Als we de betekenis van het woordje fundamentalisme goed opvatten kunnen we zeggen dat er onder ons veel mensen leven die sommige algemeen aan te hangen meningen niet delen. Dat is op zich niet mis, maar hoe zit het dan met het politiek correct denken? Politieke incorrectheid wijkt toch ook af van de modaal aan te hangen ideeën? En wanneer is een mening ongewenst of fundamentalistisch?

Omgekeerd toont dit alles dat er in een samenleving zoiets als een common sense nodig is, een algemeen gedeelde basisopinie over een hoop samenlevingsproblemen. Wetenschappers weten al veel langer dat een samenleving maar samen blijft als er zo’n algemene consensus bestaat. Wie daar ooit vaak en fel op gewezen heeft is de Engelse socialist David Miller, die verschillende keren de pertinente vraag heeft gesteld hoe je aan rijken kunt verkopen voor armen te betalen, als er geen besef van gedeelde samenhorigheid bestaat.

Wat we nu met deze zaak tegelijk zien is dat die samenhorigheid niet alleen een kwestie van gevoel, van etniciteit of van nationaliteit is, maar ook te maken heeft met het bestaan van een Leitkultur, waarin één algemeen maatschappelijk normenverhaal door iedereen als vanzelfsprekend aanvaard wordt.

Hier rijst een groot probleem voor de lieden die van deconstructie hun levensopdracht hebben gemaakt. Mensen die geloven dat de hele wereld maakbaar is en dat ze alles naar hun hand kunnen zetten hebben toch geen andere keuze dan het afbreken van een voorafbestaande consensus waarover iedereen het zonder verder nadenken eens was en het vervangen ervan door hun eigen concepten?

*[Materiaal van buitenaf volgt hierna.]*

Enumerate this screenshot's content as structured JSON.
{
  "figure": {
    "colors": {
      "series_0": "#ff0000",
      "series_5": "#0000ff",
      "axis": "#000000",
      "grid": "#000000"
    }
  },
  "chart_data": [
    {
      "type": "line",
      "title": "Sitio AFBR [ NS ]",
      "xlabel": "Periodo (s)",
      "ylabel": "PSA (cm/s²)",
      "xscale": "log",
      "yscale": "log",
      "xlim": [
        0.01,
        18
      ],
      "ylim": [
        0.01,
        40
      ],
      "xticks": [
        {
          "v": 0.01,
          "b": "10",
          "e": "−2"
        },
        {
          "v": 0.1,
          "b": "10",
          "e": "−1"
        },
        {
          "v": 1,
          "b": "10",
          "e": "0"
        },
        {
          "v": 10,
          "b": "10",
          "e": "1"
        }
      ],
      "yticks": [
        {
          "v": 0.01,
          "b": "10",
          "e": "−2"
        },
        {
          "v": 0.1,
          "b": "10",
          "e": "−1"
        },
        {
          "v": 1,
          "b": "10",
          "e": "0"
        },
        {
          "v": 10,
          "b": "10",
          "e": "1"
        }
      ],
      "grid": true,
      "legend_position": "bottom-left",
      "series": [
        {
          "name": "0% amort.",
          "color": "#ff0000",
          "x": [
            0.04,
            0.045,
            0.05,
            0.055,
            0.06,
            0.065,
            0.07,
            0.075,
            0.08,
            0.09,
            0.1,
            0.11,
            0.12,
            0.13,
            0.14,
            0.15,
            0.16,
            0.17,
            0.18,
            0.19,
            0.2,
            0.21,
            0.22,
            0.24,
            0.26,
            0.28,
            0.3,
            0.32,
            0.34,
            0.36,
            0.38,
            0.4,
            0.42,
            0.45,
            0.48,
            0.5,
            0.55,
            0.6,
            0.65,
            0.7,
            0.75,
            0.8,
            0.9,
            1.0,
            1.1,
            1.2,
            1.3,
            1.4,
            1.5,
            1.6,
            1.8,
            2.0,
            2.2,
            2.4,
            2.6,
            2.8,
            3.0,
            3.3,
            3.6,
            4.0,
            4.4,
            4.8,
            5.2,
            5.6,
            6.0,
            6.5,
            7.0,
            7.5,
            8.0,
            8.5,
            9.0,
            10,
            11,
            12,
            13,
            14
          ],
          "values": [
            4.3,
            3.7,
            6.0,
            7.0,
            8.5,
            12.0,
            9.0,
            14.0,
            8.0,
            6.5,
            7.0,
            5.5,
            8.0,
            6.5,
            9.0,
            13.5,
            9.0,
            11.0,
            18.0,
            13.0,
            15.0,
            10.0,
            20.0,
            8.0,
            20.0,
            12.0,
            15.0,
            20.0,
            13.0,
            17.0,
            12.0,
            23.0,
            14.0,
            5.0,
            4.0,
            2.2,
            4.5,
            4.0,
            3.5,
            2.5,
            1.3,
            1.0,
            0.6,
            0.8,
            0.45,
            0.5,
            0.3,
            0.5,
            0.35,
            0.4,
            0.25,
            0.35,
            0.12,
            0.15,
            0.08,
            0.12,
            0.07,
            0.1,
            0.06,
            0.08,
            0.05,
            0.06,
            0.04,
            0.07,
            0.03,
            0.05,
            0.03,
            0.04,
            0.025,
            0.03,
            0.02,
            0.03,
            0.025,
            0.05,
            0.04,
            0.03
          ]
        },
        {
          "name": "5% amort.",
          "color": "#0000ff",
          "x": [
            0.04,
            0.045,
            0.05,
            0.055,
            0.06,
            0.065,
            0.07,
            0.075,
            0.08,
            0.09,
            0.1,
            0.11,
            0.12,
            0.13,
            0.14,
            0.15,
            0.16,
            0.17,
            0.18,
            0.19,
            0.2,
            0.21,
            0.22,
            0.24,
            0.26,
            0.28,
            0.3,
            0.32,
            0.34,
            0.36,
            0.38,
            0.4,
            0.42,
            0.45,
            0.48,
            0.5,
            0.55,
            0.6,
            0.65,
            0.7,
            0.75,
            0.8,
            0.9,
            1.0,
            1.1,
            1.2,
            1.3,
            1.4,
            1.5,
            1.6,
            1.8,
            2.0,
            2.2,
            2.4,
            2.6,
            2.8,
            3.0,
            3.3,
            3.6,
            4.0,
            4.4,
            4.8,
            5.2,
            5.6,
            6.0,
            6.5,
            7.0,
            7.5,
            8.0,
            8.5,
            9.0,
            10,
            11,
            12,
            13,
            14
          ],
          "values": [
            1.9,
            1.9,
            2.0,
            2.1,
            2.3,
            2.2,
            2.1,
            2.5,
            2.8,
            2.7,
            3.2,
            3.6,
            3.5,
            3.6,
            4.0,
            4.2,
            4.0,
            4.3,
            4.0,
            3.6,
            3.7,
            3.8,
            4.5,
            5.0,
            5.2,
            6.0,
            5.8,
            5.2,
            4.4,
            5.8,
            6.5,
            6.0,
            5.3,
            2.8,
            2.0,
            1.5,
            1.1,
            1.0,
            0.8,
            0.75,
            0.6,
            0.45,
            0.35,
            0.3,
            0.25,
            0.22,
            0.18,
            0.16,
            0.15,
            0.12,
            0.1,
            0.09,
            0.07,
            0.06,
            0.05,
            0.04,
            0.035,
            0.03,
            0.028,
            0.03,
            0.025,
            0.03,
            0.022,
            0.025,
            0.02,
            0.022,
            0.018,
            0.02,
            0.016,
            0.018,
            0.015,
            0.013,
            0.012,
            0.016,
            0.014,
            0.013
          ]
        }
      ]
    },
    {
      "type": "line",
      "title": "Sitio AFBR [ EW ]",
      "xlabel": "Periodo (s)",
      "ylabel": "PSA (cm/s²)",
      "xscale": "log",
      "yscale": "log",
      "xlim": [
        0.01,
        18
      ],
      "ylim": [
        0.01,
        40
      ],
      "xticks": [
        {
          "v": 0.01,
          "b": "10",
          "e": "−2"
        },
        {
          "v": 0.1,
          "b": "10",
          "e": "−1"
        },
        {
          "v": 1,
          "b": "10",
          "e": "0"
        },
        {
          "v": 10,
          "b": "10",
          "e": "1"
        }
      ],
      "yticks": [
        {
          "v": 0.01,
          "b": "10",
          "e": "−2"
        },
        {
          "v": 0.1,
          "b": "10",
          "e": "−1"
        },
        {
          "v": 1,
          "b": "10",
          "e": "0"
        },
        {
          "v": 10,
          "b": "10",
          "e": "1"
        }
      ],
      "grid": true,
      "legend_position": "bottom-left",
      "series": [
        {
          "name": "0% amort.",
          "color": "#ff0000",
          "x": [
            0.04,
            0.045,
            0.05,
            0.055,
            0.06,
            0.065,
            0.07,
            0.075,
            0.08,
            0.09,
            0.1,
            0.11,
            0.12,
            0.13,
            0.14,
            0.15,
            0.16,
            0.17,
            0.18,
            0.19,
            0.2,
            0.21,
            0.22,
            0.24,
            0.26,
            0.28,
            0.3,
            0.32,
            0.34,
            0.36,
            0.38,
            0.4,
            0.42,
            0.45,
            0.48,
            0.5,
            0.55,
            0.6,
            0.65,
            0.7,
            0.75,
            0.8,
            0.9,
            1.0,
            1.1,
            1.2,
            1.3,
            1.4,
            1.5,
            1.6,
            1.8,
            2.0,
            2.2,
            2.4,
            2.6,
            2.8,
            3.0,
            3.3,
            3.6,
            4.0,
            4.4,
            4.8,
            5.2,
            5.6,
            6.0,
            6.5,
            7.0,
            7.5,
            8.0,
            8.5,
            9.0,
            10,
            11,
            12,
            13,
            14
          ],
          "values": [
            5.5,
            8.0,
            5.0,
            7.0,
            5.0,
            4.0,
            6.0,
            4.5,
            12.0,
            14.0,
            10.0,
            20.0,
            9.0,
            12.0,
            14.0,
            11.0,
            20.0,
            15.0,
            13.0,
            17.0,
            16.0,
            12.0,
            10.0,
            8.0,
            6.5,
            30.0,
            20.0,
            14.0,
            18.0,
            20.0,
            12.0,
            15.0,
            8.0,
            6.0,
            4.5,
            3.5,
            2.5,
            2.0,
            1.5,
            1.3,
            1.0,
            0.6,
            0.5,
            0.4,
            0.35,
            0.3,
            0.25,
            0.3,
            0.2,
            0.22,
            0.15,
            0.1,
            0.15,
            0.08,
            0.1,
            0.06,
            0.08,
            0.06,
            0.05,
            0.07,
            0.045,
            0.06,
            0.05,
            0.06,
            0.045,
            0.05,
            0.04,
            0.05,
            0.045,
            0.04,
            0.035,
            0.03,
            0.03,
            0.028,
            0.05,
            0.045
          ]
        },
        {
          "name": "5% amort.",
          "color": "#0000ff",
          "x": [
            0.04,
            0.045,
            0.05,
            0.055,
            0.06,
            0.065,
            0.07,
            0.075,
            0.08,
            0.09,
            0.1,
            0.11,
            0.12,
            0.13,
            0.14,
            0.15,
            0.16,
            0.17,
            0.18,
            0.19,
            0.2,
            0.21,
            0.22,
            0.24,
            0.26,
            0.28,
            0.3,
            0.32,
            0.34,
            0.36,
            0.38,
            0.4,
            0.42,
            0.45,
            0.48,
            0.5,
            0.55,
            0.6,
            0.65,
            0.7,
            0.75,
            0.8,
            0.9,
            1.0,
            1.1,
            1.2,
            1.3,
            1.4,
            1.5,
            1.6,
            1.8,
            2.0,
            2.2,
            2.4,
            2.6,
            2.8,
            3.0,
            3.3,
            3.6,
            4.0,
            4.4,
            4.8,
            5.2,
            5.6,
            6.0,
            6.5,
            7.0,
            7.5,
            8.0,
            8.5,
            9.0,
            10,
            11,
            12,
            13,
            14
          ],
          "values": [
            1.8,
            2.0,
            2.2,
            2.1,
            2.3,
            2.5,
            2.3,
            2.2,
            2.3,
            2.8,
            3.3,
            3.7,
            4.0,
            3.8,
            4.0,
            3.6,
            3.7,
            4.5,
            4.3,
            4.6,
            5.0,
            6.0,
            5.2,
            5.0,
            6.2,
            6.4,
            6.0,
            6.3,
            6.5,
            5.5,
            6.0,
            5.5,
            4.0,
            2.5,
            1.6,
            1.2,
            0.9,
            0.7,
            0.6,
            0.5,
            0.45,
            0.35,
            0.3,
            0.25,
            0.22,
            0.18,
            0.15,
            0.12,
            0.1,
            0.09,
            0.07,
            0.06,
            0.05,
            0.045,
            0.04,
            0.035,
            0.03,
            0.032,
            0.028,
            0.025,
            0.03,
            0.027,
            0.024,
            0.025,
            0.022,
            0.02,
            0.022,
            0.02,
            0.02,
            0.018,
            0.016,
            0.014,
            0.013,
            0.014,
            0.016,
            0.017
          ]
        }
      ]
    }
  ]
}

Dan is het voor de constructeurs van de nieuwe wereld dus zaak om een hen welgevallig levensvatbaar alternatief in de plaats van de oude consensus aan te voeren.

Dat alternatief evenwel is tot op heden niet zo helder noch overtuigend.

Er zijn de lieden die opkomen voor wat ze superdiversiteit noemen. Onze samenlevingen zouden het goed maken zodra ze een gigantische mengelmoes van mensen van allerlei slag en origine zijn geworden. Zal dan het probleem van het fundamentalisme of het bestaan van ongewenste opvattingen zijn opgelost?

Sommigen willen de zaak in de omgekeerde zin oplossen: we bouwen een civiele samenleving. Dat wil zeggen: we vatten mensen alleen als burgers op en al de rest verwijzen we naar de persoonlijke sfeer. Die mag dus niet aan de maatschappelijke oppervlakte komen. Hoe belet je dat niet-civiele dingen toch aan de oppervlakte komen? Met strafprocedures? Het voorval met de chaissidische jood bewijst dat ook dit geen optie is, want hij verklaart dat hij ook als homo politicus – dus bij uitstek als burger – zijn hoogst persoonlijke overtuigingen niet op het schap zal leggen.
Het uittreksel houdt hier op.